Implications for research and practice

CBI and DASS were found to be reliable, valid tools to measure mental health risk in the midwifery workforce. Measures of burnout and mental health symptoms need to be used sensitively in research and in practice when assessing the well-being of the workforce. Confidentiality of any mental health self-assessment results need to be maintained to reduce stigma and discrimination towards individuals in the workplace. Self-assessment or disclosure of mental health concerns need to be managed positively. Burnout, depression, anxiety and stress symptoms can be acknowledged in the workplace, contributing factors addressed, impact minimised, and effective treatments implemented.

Emotional well-being of the midwifery workforce has considerable implications for safe maternity care, staff retention and maternal satisfaction. If midwives suffer emotional exhaustion, they are likely to be emotionally withdrawn and communicate poorly with women, their families and colleagues; distance themselves from women in their care; and perform poorly in the workplace [40]. Interventions to minimize burnout and promote well-being and resilience are gaining greater attention. The mindfulness intervention by Foureur et al. [38] found improvements in participants’ general health, sense of coherence and lowered stress but not depression. It could be that exercise and lifestyle interventions may be more efficacious than psychological intervention programs for addressing depression and burnout.

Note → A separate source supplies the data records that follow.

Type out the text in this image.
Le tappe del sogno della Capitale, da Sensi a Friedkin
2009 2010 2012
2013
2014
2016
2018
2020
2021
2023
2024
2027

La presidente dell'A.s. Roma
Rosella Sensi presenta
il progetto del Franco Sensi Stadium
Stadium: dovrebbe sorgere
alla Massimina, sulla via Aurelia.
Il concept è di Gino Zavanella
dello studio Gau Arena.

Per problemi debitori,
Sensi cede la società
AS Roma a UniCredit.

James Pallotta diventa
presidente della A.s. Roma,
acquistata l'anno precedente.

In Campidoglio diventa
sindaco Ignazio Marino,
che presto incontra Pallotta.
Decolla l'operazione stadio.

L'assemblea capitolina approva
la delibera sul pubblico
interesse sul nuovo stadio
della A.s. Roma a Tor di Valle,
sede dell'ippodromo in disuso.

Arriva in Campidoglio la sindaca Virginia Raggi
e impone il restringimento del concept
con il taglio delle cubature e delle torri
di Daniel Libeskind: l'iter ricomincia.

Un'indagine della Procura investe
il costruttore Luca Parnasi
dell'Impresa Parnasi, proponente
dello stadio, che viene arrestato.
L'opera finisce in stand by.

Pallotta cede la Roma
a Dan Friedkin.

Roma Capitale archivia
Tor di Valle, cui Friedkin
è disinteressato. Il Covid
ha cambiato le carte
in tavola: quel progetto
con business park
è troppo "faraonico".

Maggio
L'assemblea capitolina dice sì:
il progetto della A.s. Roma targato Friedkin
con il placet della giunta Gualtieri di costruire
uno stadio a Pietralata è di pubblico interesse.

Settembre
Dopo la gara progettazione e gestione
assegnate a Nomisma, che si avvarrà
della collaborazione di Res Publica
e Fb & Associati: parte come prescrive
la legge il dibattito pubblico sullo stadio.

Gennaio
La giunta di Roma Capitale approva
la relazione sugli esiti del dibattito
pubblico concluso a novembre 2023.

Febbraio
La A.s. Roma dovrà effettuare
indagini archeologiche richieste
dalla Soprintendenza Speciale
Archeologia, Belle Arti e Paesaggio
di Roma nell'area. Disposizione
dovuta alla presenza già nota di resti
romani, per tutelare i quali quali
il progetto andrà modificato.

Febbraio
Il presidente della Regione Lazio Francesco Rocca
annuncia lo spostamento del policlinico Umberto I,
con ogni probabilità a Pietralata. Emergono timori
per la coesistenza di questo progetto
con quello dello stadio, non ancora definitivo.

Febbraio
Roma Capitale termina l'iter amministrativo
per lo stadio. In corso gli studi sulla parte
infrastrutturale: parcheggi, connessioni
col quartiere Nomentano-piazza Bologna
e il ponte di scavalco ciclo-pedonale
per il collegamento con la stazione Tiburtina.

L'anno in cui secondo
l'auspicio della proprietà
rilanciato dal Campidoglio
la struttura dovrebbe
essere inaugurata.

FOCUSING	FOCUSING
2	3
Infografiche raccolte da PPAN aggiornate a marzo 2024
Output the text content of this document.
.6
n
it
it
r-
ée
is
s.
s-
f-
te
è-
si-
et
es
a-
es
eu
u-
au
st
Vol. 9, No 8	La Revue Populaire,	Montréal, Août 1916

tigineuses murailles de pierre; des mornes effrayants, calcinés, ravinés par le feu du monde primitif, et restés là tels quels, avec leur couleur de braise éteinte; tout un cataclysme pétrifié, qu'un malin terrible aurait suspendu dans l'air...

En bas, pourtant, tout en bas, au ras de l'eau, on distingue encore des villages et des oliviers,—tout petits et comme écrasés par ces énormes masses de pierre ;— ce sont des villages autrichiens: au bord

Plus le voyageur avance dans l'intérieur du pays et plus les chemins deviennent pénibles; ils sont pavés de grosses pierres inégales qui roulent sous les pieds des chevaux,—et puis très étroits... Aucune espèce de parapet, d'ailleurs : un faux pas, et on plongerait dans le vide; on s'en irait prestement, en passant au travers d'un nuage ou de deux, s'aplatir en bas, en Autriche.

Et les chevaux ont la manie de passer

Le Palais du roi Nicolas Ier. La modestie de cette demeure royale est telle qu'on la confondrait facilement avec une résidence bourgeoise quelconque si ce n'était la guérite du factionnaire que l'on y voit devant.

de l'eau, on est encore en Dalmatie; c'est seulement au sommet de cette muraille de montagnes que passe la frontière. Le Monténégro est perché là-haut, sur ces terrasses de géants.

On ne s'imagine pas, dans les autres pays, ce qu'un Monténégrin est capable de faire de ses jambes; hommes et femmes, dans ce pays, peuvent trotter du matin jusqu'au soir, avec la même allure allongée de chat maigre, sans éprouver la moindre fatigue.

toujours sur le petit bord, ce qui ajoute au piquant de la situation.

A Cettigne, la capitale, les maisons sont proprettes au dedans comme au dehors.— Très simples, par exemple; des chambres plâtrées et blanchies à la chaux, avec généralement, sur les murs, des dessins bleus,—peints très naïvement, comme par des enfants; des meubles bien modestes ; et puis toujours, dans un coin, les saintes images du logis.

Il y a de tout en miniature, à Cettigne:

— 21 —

Midwives experiencing excessive stress and early-to-moderate burnout may benefit from a combination of approaches, including exercise, one-on-one coaching, reflective clinical supervision, coping skills/strategies, addressing what can be modified in the workplace environment, and strategies emphasizing work-life balance [41]. Midwives experiencing severe burnout may require, in addition, a temporary leave of absence, psychiatric evaluation and treatment for major depression and other comorbid diagnoses, as well as a supportive return-to-work program that fosters autonomy, team work, and work satisfaction. There is also evidence by other researchers that enabling midwives to work in caseload models contributes to better emotional wellbeing [14] and feelings of professional safety [10, 39] suggesting this model should be more widely adopted.

Conclusions

Prevalence of moderate to severe personal and work-related burnout, depression, anxiety and stress in Australian midwives was high. Responses on the CBI were strong predictors of mental health distress in midwives. Exploring levels of burnout, depression, anxiety and stress within the midwifery population is important to better understand and address the development of responses to the stressful nature of their work and workplace demands.